La Cour criminelle tchadienne a condamné 12 chefs rebelles et l’ex-président Hissène Habré à la peine de mort, lors d’un procès instruit en moins d’une heure à N’Djamena. La rébellion dénonce une procédure illégale et menace de renverser le président Idriss Déby Itno. Celui-ci est par ailleurs accusé d’avoir voulu soustraire Hissène Habré à la justice sénégalaise pour se protéger.
Expéditif. C’est le moins que l’on puisse dire du procès de la Cour criminelle de N’Djamena qui, le 15 août dernier, a condamné 12 chefs rebelles tchadiens à la peine capitale. Parmi eux figure Hissène Habré, l’ex-président tchadien renversé en 1990 et réfugié depuis au Sénégal. Ils ont été jugés, en moins d’une heure, pour « atteinte à l’ordre constitutionnel, à l’intégrité et à la sécurité de l’Etat ». Les factions rebelles, loin de s’incliner, ont annoncé une offensive dès le mois d’octobre.
Une « plaisanterie de mauvais goût »
Le principal chef rebelle tchadien Mahamat Nouri, le chef de l’Union des Forces pour la Démocratie et le Développement (UFDD), celui du Rassemblement des Forces pour le Changement (RFC), celui de l’Union des Forces pour le Changement et la Démocratie (UFCD) et Hissène Habré sont parmi les principaux condamnés à mort. Comme les 12 condamnés à mort et les 30 condamnés à la détention à perpétuité, ils dénoncent le procès expéditif de la Cour criminelle de N’Djamena qui fait suite à une plainte de l’Etat tchadien. « C’est une plaisanterie de mauvais goût », a déclaré Timan Erdimi, le chef du RFC, ajoutant que « La Cour ne s’est même pas rassemblée ».

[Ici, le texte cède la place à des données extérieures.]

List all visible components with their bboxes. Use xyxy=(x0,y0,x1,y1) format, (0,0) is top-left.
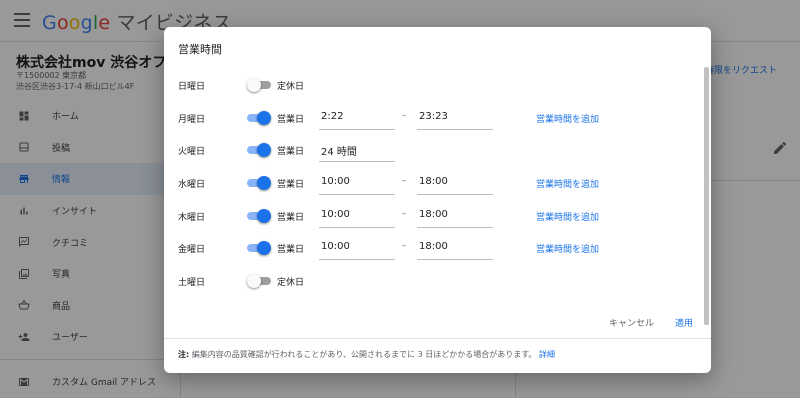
time-separator: – xyxy=(402,176,407,186)
closing-time-input[interactable]: 18:00 xyxy=(417,204,493,228)
day-status: 営業日 xyxy=(277,115,305,125)
open-toggle[interactable] xyxy=(247,209,271,223)
time-separator: – xyxy=(402,111,407,121)
closing-time-input[interactable]: 18:00 xyxy=(417,236,493,260)
cancel-button[interactable]: キャンセル xyxy=(609,316,654,329)
details-link[interactable]: 詳細 xyxy=(539,350,555,359)
time-separator: – xyxy=(402,241,407,251)
open-toggle[interactable] xyxy=(247,143,271,157)
open-toggle[interactable] xyxy=(247,111,271,125)
open-toggle[interactable] xyxy=(247,176,271,190)
dialog-scrollbar[interactable] xyxy=(704,67,709,325)
opening-time-input[interactable]: 10:00 xyxy=(319,171,395,195)
hours-row-wednesday: 水曜日 営業日 10:00 – 18:00 営業時間を追加 xyxy=(164,171,704,195)
day-label: 水曜日 xyxy=(178,180,206,190)
business-hours-dialog: 営業時間 日曜日 定休日 月曜日 営業日 2:22 – 23:23 営業時間を追… xyxy=(164,27,711,373)
day-label: 月曜日 xyxy=(178,115,206,125)
hours-row-saturday: 土曜日 定休日 xyxy=(164,269,704,293)
open-toggle[interactable] xyxy=(247,241,271,255)
hours-dropdown[interactable]: 24 時間 xyxy=(319,138,395,162)
add-hours-link[interactable]: 営業時間を追加 xyxy=(536,112,599,125)
add-hours-link[interactable]: 営業時間を追加 xyxy=(536,210,599,223)
hours-row-tuesday: 火曜日 営業日 24 時間 xyxy=(164,138,704,162)
opening-time-input[interactable]: 10:00 xyxy=(319,236,395,260)
open-toggle[interactable] xyxy=(247,78,271,92)
day-label: 金曜日 xyxy=(178,245,206,255)
day-status: 営業日 xyxy=(277,180,305,190)
day-status: 定休日 xyxy=(277,278,305,288)
day-label: 日曜日 xyxy=(178,82,206,92)
open-toggle[interactable] xyxy=(247,274,271,288)
closing-time-input[interactable]: 23:23 xyxy=(417,106,493,130)
hours-row-friday: 金曜日 営業日 10:00 – 18:00 営業時間を追加 xyxy=(164,236,704,260)
hours-row-sunday: 日曜日 定休日 xyxy=(164,73,704,97)
dialog-divider xyxy=(164,338,711,339)
note-text: 編集内容の品質確認が行われることがあり、公開されるまでに 3 日ほどかかる場合が… xyxy=(189,350,537,359)
opening-time-input[interactable]: 10:00 xyxy=(319,204,395,228)
day-status: 営業日 xyxy=(277,147,305,157)
day-status: 営業日 xyxy=(277,245,305,255)
hours-row-monday: 月曜日 営業日 2:22 – 23:23 営業時間を追加 xyxy=(164,106,704,130)
note-label: 注: xyxy=(178,350,190,359)
add-hours-link[interactable]: 営業時間を追加 xyxy=(536,177,599,190)
day-label: 木曜日 xyxy=(178,213,206,223)
day-status: 定休日 xyxy=(277,82,305,92)
apply-button[interactable]: 適用 xyxy=(675,316,693,329)
closing-time-input[interactable]: 18:00 xyxy=(417,171,493,195)
review-note: 注: 編集内容の品質確認が行われることがあり、公開されるまでに 3 日ほどかかる… xyxy=(178,349,555,360)
dialog-title: 営業時間 xyxy=(178,43,222,56)
day-label: 土曜日 xyxy=(178,278,206,288)
opening-time-input[interactable]: 2:22 xyxy=(319,106,395,130)
add-hours-link[interactable]: 営業時間を追加 xyxy=(536,242,599,255)
hours-row-thursday: 木曜日 営業日 10:00 – 18:00 営業時間を追加 xyxy=(164,204,704,228)
day-status: 営業日 xyxy=(277,213,305,223)
day-label: 火曜日 xyxy=(178,147,206,157)
time-separator: – xyxy=(402,209,407,219)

Habituellement divisées, les différentes formations rebelles ont toutefois annoncé qu’elles étaient en contact les unes avec les autres dans le but de se rassembler et d’agir conjointement. Dans une lettre ouverte au président Déby, l’un deux expose ses griefs envers l’Etat, affirmant que la lutte armée est la seule solution. Après l’annonce de leur condamnation, plusieurs chefs rebelles ont déclaré ce lundi qu’ils préparaient une offensive prévue pour la fin de la saison des pluies.

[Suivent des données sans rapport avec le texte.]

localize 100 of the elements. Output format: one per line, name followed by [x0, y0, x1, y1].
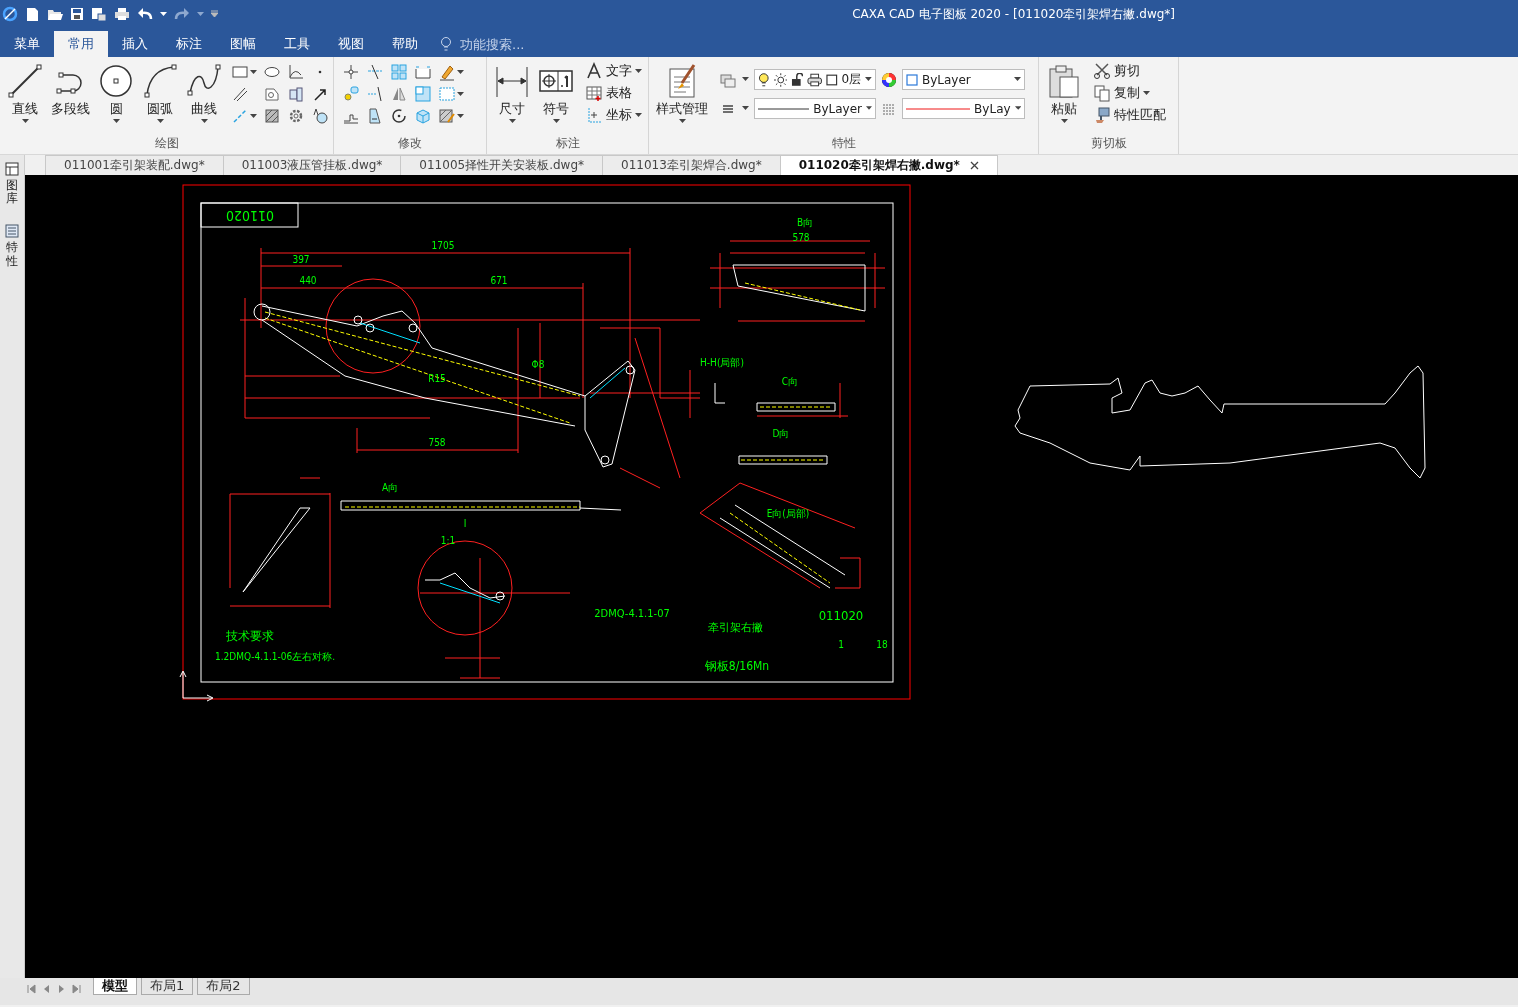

Les factions rebelles tchadiennes avaient, les 2 et 3 février derniers, quitté leurs bases arrières situées au Soudan et avaient marché sur la capitale N’Djamena, afin de renverser l’actuel président, Idriss Déby Itno, qu’ils avaient bloqué dans son palais. Celui-ci, avec l’aide de la France, était parvenu à mater la rébellion au dernier moment. En avril, puis en juin, de nouveaux raids avaient eu lieu contre l’Etat.
Une machination d’Idriss Déby Itno ?
Pour beaucoup, le président tchadien ne serait pas étranger à ce procès-éclair, qui a eu lieu sans annonce préalable. En effet, ces condamnations interviennent alors même qu’Hissène Habré devait être jugé par le Sénégal, sous l’égide de l’Union Africaine, pour « crimes de guerre, crimes contre l’Humanité et torture ». Selon un rapport tchadien, 40 000 personnes auraient péri, en détention ou au cours d’exécutions, lors de son mandat entre 1982 et 1990. Or, Idriss Déby serait le principal co-auteur de ces méfaits. Il aurait alors voulu soustraire son ancien frère d’armes à la justice internationale en le faisant condamner pour d’autres faits par les tribunaux nationaux.

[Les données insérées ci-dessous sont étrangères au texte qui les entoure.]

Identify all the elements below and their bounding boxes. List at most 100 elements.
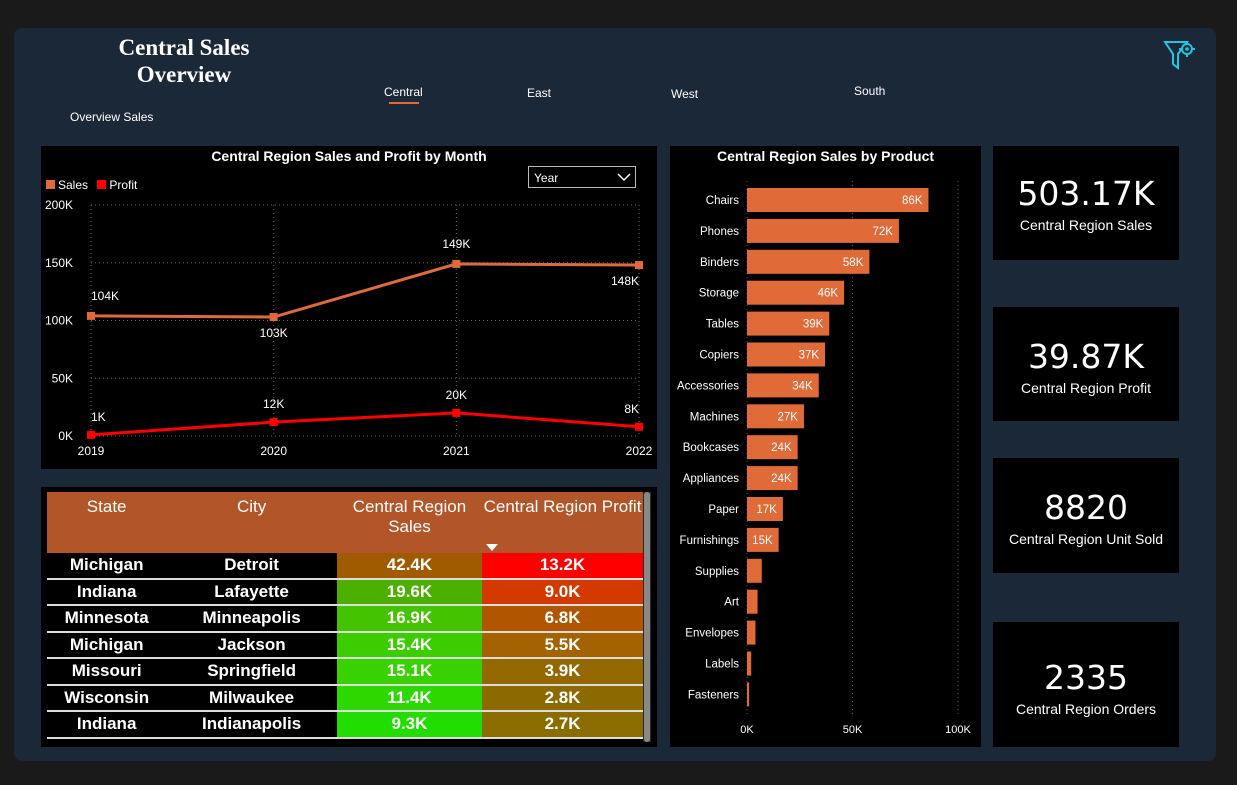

Le ministre sénégalais de la Justice, qui n’a pas été mis au courant de la procédure tchadienne, doute qu’Hissène Habré puisse désormais être jugé par Dakar. « S’il est jugé pour les mêmes faits (au Tchad), il ne peut pas être jugé par une autre juridiction », a-t-il expliqué. En effet, la justice tchadienne – qui s’était dans un premier temps déclarée inapte à juger son ancien président – demeure prioritaire pour instruire les affaires qui touchent son pays et ses ressortissants.
L’avocat d’Hissène Habré, Me El Hadj Diouf, a déclaré qu’il ne prenait pas au sérieux la condamnation de la Cour de N’Djamena et qu’il préparait activement sa défense pour le procès instruit par le Sénégal. Il a dénoncé une machination contre son client.